El Hombre Público de siempre
Guillermo García Machado
El hombre público es un ser de
su tiempo. Vive los compromisos con su contexto histórico y lo hace de
múltiples formas. Julio Caro Baroja lo expresaba con rotundidad cuando en el
prólogo al texto titulado el “Laberinto Vasco” se expresa de la siguiente
manera “ los estudios y artículos reunidos en éste volumen han sido escritos al
calor de los acontecimientos. La vida pública, la situación política, han dado
motivo a la composición de algunos, que fueron redactados caso “ por encargo”.
Otros surgieron de mi mente atribulada y entristecida. No podrá buscarse en el
libro ni alegría por el presente, ni motivo de esperanza mayor para el futuro.
Su autor lo sabe y no le chocará que sea
objeto de la repulsa de muchos, que quieren seguir viviendo con ilusiones.
Ahora bien, querer tener y tener ilusiones es legítimo. Lo que se puede
discutir es aquello en que ciframos la ilusión. Porque si la ponemos en algo
que la experiencia demuestra que es más que problemático que exista o pueda
existir nos estrellaremos. Esto no es lo peor. Lo peor es que estrellaremos a
los demás Los grandes pensadores y , en general, todos los grandes hombres han
expresado e influido a la vez con sus
obras en las actitudes humanas frente al mundo. Las actitudes científicas,
religiosas o metafísicas, han modificado el sentido de las cosas, indicándonos
lo que es importante o admirable pero también aquello que es trivial o frívolo.

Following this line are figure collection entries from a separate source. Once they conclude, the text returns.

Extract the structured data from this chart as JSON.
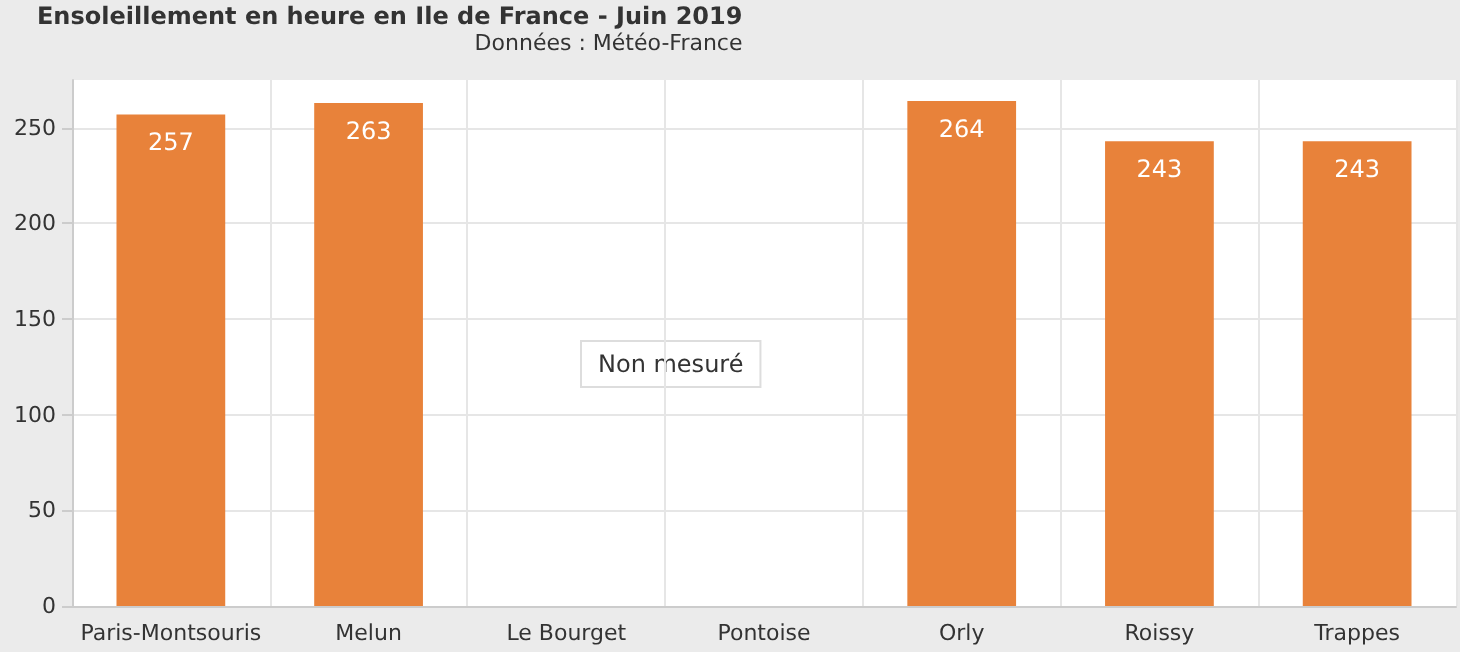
{
  "chart_data": {
    "type": "bar",
    "title": "Ensoleillement en heure en Ile de France - Juin 2019",
    "subtitle": "Données : Météo-France",
    "categories": [
      "Paris-Montsouris",
      "Melun",
      "Le Bourget",
      "Pontoise",
      "Orly",
      "Roissy",
      "Trappes"
    ],
    "values": [
      257,
      263,
      null,
      null,
      264,
      243,
      243
    ],
    "color": "#e8823a",
    "ylim": [
      0,
      275
    ],
    "yticks": [
      0,
      50,
      100,
      150,
      200,
      250
    ],
    "grid": true,
    "data_labels": true,
    "annotations": [
      "Non mesuré"
    ]
  }
}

Pero, los grandes hombres- aquellos que trascienden su tiempo histórico- nos
han enseñado otras muchas cosas. Nos han enseñado, por ejemplo, que al tratar
de adquirir conocimientos sobre el mundo, externo o interno, advertimos y
describimos sólo alguna características del mismo, las que son, por decirlo de
alguna manera, públicas, que atraen la atención sobre ellos debido a algún
interés específico que tienen en investigarlos, debido a nuestras necesidades
prácticas o a nuestros intereses teóricos. Percibimos que progresamos en el
conocimiento en tanto que descubrimos algunos hechos y muchas relaciones, hasta entonces
desconocidas, en particular cuando éstas
resultan ser relevantes para nuestros propósitos principales, para la
supervivencia y todos los recursos que
comporta, para nuestra felicidad o la satisfacción de las diversas y
contrapuestas necesidades que determinan que los seres humanos hagan lo que
hacen y sean como son. El hombre público sabe que sus juicios no son “sólo”
privados, sabe que sus opiniones penetran las costras de la sociedad, sabe que
sus secretos sólo lo son si son fábulas compartidas. Pero el hombre público no
se parece a Eduardo Avinareta- aquél confabulador de lo imposible que tan bien
supo retratar Pío Baroja- sino al que sabe esperar aunque tema que el futuro le defraude y se haya jurado no
dejarse engañar más. La actitud del hombre público en nuestro presente tiene
seguramente más que ver con la de aquél otro que como describe Finkielkraut
tiene que encarar un tiempo donde “obtusas identidades, en efecto, ocupan el
escenario, y no doctrinas, principios o
programas. Lo universal desaparece en beneficio de lo singular, lo conceptual
en beneficio de lo contingente y la hermosa inteligibilidad del sentido acaba
destronada por un galimatías totalmente aleatorio”. Pero el hombre público tampoco
puede olvidar el peligro que representa aquello que dejara escrito Montaigne y
es que “quienes se ocupan de examinar los actos humanos en nada hallan tanta
dificultad como en reconstruirlos y someterlos al mismo punto de vista; pues
contradícense, por lo general, de manera tan asombrosa que parece imposible que
hayan salido del mismo magín”. El hombre público es alguien que aspira a comprender su tiempo, es alguien que quiere
trascender el estado de cosas, pero es alguien consciente que a la verdad y al buen juicio se llega, casi
siempre, por caminos tortuosos y no pueden confundirse ni los caminos con las
veredas ni el desvelamiento con la impostura.